Ma sebbene i dati sulle conseguenze del disastro siano frammentari e controversi, più di uno studio internazionale indipendente dice che tra i bambini della regione di Chernobyl i tumori alla tiroide sono aumentati di 10 volte, i problemi psichici di 10-15. Nella vicina Bielorussia, dal 2000 al 2010, il numero di tumori e malformazioni congenite tra i bambini è raddoppiato. E anche il dottor Orlov ammette che, basandosi solo sulla sua esperienza, ha visto triplicare i casi di bambini colpiti da tumore al cervello nei cinque anni successivi all’esplosione. «Dopo dieci anni la situazione si è stabilizzata, ma l’incidenza dei casi, rispetto al 1985, risulta comunque doppia».
È ora della visita di Mikhail, 5 anni, che non smette più di piangere: è bloccato a letto da una paralisi temporanea dovuta a un cancro al cervello che comprime i centri nervosi. La massa tumorale è troppo grande per essere operata: serve un ulteriore ciclo di chemioterapia per ridurla e consentire così l’intervento chirurgico. Il farmaco però non è ancora arrivato, anche se la famiglia si è svenata per acquistarlo all’estero.
I soldi mancano.
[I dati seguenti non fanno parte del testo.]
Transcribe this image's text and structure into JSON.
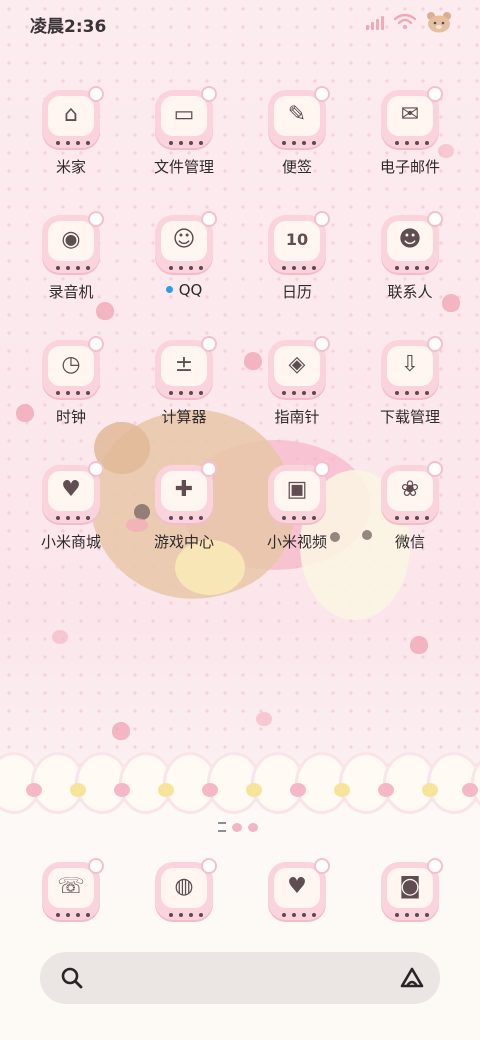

Colpa della crisi economica, certo, ma anche della politica. «Se si stabilisse una relazione tra l’incidente di Chernobyl e la malattia di questi bambini, l’Ucraina avrebbe diritto a un indennizzo economico per i danni delle radiazioni, e queste famiglie potrebbero ricevere assistenza gratuita», spiega Damiano Rizzi, presidente di Soleterre, una Ong italiana che sostiene il lavoro del dottor Orlov finanziando materiale chirurgico e diagnostico e formando il personale sanitario sul posto. «Ma tutta la questione è stata regolata a livello politico in modo da neutralizzare il potenziale contrasto tra Mosca (che dovrebbe pagare, in quanto ex capitale dell’Urss e proprietaria di quella centrale) e l’attuale Ucraina, ex Repubblica sovietica».
Il dottor Orlov ricorda bene i giorni dell’incidente: era già un medico. Pensa ai festeggiamenti a Kiev per il 1° maggio 1986: la parata per le strade, le pressioni del regime per parteciparvi, le famiglie che portavano i bambini. Tutto questo mentre le particelle radioattive contaminavano il terreno, i parchi, le strade, la frutta e la verdura, proprio come sta accadendo oggi, in misura certo assai minore, in Giappone, dove però ai residenti è stato chiesto di limitare al minimo l’esposizione. «E invece qui accadde l’opposto. Una follia: avrebbero dovuto sospendere la parata, dare indicazione di restare chiusi in casa, mettere al bando alcuni prodotti ortofrutticoli. Non fecero niente. Io sapevo della gravità dell’incidente, che il regime minimizzava, e guardavo impotente quei bambini e i loro genitori immaginando che il tempo ci avrebbe puniti tutti. Non mi sbagliavo. Allora eravamo una grande potenza, oggi siamo un Paese che non ha soldi, e gli stanziamenti per la salute pubblica sono inesistenti».
Sono quasi le 8 del mattino: è l’ora di andare in sala operatoria. Orlov deve percorrere tutto il corridoio che attraversa il reparto. Quando passa, le mamme alzano gli occhi verso di lui. Anna è la veterana. Il suo bambino, Vassilij, ha 9 anni ed è malato da 5. Per tre volte il tumore è stato sconfitto, ma poi è sempre tornato, implacabile. Lei non ha mollato. Le altre mamme cercano di staccarla dal letto per farle mangiare qualcosa. La corsia ospita il doppio delle persone che potrebbe contenere: «Le mamme e i papà, che spesso arrivano da lontano», dice Orlov, «vogliono dormire con i figli, nello stesso letto». Certo, questo crea problemi di igiene: quasi tutti i bambini sono debilitati dalla chemioterapia e quindi soggetti a infezioni che possono anche essere letali. «Ma che cosa si può fare? Mandarli via? E dove? Non hanno un posto dove andare, né denaro per pagarsi un alloggio».